Après avoir déployé depuis près de deux mois et demi la machine militaire pour écraser le dernier foyer actif de résistance à Ghaza, l’on ne se gêne plus désormais d’afficher le véritable objectif stratégique des opérations. Durant les dernières 48 heures, les déclarations d’officiels israéliens se sont en effet multipliées confirmant ce cap vers le fait accompli.

«Il n’y aura pas d’Etat palestinien ici. Nous ne permettrons jamais qu’un autre Etat soit établi entre la Jordanie et la mer», décrétait mardi dernier Shlomo Karhi, ministre des Communications au cabinet Netanyahu. Son collègue du Patrimoine, Amihai Eliyahu, l’illuminé qui n’excluait pas la possibilité de larguer une bombe atomique sur l’enclave palestinienne, a réaffirmé hier que Ghaza ne sera jamais plus palestinienne. Membre influente du Likoud, parti du Premier ministre, l’actuelle ambassadrice de Tel-Aviv à Londres a fait une démonstration plus sérieuse des intentions d’Israël sur la question.

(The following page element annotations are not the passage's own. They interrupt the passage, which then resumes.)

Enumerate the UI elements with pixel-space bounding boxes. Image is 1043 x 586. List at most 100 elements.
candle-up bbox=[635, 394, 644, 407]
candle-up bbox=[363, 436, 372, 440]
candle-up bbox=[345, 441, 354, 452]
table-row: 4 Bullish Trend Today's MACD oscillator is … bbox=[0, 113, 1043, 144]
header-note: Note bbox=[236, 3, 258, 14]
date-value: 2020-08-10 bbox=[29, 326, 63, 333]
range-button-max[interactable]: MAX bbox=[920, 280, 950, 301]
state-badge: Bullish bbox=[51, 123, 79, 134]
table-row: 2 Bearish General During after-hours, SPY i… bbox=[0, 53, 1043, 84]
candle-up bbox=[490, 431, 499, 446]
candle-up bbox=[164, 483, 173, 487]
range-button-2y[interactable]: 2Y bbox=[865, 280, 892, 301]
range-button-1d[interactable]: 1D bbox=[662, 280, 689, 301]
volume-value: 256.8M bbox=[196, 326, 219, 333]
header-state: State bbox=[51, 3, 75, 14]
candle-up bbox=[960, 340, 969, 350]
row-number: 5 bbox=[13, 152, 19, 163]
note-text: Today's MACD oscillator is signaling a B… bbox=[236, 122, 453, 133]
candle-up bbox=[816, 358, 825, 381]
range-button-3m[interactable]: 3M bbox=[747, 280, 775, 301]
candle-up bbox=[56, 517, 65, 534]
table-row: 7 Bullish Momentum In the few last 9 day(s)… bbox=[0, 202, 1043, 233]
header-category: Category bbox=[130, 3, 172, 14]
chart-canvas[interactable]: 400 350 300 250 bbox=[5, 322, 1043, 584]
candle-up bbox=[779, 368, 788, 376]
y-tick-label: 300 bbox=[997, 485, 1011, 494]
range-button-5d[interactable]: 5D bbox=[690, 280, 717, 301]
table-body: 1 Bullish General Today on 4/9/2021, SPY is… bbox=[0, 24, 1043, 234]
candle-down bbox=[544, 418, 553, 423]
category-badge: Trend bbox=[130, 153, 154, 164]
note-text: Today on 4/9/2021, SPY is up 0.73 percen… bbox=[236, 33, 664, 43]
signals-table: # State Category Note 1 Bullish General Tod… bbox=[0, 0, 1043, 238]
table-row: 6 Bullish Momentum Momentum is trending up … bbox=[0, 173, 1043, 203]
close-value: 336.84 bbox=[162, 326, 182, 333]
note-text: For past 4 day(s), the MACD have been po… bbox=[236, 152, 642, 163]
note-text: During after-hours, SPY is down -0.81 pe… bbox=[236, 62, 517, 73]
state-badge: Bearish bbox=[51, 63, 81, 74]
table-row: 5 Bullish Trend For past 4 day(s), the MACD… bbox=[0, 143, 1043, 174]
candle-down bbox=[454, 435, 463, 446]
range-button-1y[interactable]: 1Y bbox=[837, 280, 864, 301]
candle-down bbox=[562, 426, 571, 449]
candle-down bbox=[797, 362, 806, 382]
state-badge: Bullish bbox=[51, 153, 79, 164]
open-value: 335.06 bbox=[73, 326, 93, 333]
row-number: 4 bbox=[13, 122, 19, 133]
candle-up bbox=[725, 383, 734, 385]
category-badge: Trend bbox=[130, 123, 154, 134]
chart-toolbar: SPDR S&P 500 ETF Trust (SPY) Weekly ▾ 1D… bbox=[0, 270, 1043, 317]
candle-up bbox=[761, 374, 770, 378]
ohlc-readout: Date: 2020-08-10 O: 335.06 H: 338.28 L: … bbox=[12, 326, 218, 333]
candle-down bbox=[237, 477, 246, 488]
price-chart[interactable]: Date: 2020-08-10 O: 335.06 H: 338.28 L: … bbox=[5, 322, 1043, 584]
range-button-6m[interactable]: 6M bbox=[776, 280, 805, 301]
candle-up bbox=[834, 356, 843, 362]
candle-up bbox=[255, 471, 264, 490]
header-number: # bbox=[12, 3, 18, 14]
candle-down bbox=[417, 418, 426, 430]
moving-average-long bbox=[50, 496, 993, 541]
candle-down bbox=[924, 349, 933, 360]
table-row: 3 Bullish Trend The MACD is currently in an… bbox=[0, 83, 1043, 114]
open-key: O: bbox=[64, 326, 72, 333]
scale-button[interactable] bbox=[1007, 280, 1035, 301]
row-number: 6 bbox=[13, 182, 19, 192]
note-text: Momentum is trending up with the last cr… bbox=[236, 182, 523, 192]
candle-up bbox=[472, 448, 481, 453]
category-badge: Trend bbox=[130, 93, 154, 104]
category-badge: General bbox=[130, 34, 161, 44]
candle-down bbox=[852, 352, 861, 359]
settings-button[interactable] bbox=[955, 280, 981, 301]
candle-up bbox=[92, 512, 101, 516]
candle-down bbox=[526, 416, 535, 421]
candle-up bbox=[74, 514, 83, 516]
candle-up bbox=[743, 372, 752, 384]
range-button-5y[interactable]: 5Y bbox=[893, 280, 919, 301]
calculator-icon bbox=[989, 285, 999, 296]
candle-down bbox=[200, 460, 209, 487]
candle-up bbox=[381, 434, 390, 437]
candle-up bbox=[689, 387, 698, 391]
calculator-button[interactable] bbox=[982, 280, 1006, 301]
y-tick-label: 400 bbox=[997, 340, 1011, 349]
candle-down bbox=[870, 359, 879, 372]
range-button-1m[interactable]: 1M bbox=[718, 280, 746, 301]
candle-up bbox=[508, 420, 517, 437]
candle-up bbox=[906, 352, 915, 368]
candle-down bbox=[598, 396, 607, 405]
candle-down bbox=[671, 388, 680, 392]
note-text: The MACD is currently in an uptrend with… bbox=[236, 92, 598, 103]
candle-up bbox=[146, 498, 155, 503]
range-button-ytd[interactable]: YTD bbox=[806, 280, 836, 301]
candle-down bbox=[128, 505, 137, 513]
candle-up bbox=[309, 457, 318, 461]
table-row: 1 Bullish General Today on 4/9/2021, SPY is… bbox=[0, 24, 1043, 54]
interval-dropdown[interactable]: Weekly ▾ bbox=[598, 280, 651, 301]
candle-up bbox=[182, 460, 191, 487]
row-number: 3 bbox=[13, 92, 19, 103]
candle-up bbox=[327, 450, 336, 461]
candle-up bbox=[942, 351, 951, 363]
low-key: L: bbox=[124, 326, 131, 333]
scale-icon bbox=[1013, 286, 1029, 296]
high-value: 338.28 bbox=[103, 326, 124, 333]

Interviewée avant-hier par la chaîne britannique Sky News, Tzipi Hotovely s’est littéralement emportée contre l’«obsession» de la communauté internationale à voir s’établir un Etat palestinien ; une perspective à laquelle la réponse d’Israël «est  absolument non !» a-t-elle martelé.

Le reste de l’interview est un réquisitoire contre les agences de l’ONU, notamment l’Unrwa, dont les écoles serviraient à «enseigner le terrorisme», et un développement effronté sur la responsabilité de la partie palestinienne dans l’échec de la mise en œuvre, depuis 30 ans, des engagements des accords d’Oslo.

Après avoir prétendu exercer son droit à se défendre suite aux attaques du 7 octobre, requis et eu le soutien de ses alliés au nom du même principe, Tel-Aviv a vu culminer la pression diplomatique internationale pour l’amener à cesser les massacres, avec le dernier recentrage discursif opéré par Joe Biden.

Il se résout manifestement, aujourd’hui, à dévoiler ses cartes quitte à mettre son principal parrain, la Maison-Blanche, ses soutiens occidentaux et ses amis «normalisateurs» arabes dans un sacré embarras. Mais plus globalement, c’est là un défi inédit qui est lancé à la face de la communauté internationale.